Execution of Docking Calculations#
In this section, we will briefly describe how to execute the docking calculations with AutoDock-GPU. The docking calculation is performed using the prepared receptor PDBQT file and the ligand PDBQT files (located in the “actives_final” and “decoys_final” directories, respectively) generated in the previous section:
adgpu --ffile 4EY7_receptor.maps.fld --filelist actives_final
adgpu --ffile 4EY7_receptor.maps.fld --filelist decoys_final
Please note, to proceed to the next tutorial which involves interaction analysis, you need to have the interactions written to the dlg file.
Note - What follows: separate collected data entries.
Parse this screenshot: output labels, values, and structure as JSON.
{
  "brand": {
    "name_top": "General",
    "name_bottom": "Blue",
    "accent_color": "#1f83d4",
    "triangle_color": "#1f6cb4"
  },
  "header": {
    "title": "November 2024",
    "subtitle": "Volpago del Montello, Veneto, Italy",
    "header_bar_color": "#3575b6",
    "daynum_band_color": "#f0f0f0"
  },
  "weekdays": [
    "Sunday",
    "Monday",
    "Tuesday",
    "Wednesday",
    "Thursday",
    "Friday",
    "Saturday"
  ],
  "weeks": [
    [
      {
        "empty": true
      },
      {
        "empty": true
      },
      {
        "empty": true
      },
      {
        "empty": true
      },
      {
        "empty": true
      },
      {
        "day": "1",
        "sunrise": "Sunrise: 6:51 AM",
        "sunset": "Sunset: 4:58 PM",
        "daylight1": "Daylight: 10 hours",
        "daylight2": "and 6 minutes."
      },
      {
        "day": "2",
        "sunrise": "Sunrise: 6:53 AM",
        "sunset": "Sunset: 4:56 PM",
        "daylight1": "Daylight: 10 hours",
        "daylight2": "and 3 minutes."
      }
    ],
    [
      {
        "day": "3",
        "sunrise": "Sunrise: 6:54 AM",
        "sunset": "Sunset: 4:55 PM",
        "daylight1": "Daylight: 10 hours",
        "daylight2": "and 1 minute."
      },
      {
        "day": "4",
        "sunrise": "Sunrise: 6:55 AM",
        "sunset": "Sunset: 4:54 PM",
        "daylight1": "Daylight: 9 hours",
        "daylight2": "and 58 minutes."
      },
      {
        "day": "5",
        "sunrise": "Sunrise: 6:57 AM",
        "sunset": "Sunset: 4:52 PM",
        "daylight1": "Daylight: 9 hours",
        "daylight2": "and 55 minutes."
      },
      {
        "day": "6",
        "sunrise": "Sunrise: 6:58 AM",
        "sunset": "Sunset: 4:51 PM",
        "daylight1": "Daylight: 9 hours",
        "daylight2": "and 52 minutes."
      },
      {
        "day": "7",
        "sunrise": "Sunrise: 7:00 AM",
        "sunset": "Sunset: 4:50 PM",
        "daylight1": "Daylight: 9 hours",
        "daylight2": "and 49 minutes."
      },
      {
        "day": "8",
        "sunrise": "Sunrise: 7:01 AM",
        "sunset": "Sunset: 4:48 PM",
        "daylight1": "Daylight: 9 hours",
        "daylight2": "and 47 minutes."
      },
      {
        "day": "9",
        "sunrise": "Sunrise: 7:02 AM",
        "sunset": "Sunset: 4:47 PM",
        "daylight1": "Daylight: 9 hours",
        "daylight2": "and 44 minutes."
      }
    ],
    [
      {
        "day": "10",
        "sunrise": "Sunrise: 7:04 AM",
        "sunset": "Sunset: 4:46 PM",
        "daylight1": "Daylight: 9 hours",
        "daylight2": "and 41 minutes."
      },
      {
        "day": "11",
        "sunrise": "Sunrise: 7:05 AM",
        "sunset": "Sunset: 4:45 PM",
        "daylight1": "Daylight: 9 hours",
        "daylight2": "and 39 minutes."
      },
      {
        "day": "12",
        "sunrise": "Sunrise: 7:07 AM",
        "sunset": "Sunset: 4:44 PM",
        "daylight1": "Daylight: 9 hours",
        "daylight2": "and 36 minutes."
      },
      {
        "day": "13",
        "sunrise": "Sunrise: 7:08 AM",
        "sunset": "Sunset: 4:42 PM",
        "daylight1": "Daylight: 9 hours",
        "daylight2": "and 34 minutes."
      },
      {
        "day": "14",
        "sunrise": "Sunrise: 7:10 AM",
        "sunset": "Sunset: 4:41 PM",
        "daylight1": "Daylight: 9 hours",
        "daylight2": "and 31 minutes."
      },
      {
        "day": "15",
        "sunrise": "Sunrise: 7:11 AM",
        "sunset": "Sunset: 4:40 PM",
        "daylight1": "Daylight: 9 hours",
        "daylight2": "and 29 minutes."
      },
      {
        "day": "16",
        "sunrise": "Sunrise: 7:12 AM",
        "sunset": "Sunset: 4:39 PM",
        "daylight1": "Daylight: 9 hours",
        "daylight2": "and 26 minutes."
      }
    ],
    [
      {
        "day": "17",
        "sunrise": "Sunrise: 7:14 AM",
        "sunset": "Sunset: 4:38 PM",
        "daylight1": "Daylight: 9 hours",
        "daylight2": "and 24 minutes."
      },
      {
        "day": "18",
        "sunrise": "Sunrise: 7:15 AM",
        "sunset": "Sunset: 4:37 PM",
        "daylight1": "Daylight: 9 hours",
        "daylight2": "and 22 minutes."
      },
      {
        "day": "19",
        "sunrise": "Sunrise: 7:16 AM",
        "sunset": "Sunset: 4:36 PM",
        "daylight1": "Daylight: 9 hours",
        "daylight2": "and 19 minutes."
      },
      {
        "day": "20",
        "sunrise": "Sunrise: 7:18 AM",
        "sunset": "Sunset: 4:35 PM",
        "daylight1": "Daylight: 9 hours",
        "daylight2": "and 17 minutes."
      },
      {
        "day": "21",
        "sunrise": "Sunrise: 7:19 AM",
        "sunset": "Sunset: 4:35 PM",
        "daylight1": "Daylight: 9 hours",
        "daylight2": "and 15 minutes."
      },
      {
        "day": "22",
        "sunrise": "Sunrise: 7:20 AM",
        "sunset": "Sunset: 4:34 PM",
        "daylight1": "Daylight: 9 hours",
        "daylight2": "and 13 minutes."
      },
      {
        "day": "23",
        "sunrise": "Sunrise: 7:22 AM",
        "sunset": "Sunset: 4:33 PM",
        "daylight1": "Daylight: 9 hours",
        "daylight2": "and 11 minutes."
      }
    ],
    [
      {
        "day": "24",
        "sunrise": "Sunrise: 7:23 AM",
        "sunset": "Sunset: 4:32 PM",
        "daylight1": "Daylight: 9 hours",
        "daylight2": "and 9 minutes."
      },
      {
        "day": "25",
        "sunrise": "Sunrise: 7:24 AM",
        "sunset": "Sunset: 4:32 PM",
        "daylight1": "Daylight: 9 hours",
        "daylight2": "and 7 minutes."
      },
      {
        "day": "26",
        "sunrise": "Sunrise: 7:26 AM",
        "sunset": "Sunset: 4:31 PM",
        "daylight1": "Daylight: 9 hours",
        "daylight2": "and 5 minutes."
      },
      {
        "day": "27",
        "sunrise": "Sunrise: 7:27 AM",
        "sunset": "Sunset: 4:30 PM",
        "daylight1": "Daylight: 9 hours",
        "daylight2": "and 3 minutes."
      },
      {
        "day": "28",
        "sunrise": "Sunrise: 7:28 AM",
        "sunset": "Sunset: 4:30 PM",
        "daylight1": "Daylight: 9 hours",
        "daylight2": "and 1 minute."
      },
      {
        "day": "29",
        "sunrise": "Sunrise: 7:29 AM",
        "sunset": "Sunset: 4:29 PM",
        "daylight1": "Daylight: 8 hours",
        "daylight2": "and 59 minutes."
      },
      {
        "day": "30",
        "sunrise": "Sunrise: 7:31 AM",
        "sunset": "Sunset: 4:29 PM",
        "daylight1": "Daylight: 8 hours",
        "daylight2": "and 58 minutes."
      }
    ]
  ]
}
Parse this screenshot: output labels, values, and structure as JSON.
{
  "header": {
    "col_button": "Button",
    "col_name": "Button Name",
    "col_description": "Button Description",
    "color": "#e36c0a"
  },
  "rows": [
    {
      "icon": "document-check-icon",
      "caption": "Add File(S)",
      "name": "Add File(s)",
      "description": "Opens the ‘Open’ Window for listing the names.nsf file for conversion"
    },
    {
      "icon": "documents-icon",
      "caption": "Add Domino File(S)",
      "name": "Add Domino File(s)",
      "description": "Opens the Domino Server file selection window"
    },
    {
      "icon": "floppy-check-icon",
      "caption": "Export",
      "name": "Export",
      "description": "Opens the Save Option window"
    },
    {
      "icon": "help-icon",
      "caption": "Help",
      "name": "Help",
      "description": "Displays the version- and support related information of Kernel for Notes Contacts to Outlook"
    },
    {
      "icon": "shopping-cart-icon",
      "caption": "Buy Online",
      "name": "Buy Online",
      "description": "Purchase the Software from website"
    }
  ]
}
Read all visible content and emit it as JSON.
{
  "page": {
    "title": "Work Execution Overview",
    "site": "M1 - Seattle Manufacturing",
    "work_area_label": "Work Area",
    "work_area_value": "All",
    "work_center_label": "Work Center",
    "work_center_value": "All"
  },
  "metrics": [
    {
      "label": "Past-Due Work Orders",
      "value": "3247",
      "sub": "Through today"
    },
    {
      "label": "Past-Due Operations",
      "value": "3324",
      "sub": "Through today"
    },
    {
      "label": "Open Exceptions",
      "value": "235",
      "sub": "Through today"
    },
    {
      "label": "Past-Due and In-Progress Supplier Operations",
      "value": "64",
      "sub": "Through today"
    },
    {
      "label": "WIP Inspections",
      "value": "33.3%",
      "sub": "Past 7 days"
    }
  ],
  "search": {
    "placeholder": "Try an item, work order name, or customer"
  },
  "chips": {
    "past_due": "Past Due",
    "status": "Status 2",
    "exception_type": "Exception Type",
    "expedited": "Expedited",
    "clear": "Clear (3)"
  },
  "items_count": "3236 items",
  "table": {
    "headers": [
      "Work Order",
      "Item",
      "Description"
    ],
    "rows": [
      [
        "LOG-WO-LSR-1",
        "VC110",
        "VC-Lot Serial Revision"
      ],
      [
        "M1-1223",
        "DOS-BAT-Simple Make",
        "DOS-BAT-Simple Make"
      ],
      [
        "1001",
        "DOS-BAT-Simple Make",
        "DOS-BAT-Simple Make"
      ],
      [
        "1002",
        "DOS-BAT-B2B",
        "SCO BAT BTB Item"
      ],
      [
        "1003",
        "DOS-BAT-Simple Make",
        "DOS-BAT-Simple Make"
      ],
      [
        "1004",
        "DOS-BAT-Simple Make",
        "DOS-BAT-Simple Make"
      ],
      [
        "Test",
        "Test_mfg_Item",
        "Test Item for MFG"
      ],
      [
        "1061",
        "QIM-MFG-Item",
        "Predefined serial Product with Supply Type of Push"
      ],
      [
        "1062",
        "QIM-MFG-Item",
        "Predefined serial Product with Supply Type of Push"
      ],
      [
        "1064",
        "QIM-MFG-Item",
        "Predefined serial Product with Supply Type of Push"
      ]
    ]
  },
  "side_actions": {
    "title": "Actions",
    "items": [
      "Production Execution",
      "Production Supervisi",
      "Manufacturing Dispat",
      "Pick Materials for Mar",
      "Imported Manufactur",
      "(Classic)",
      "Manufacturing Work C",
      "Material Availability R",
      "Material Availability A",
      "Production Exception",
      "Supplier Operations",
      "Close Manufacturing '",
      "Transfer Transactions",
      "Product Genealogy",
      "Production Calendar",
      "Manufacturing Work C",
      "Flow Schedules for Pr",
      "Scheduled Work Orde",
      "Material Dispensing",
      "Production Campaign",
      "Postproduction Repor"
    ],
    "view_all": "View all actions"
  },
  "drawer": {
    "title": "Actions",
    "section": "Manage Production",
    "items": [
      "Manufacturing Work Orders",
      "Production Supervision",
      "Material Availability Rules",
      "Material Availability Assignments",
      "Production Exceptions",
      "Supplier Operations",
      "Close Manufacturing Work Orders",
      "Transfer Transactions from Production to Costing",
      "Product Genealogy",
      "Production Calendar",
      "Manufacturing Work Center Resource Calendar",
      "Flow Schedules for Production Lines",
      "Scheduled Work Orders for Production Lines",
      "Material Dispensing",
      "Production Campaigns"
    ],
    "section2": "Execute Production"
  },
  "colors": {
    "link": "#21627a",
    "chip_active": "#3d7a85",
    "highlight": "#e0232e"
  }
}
To do this in the docking run time, use the –contact_analysis/-C 1 option:
adgpu --ffile 4EY7_receptor.maps.fld --filelist actives_final -C 1
If you have obtained the docking outputs but did not include this argument in the docking run, you could still add the interaction analysis using the –contact_analysis argument:
adgpu -C 1 -X *.xml
This in practice, will rewrite the dlg files with the contact analysis from the xml files, as implied by the long name of argument –xml2dlg/-X.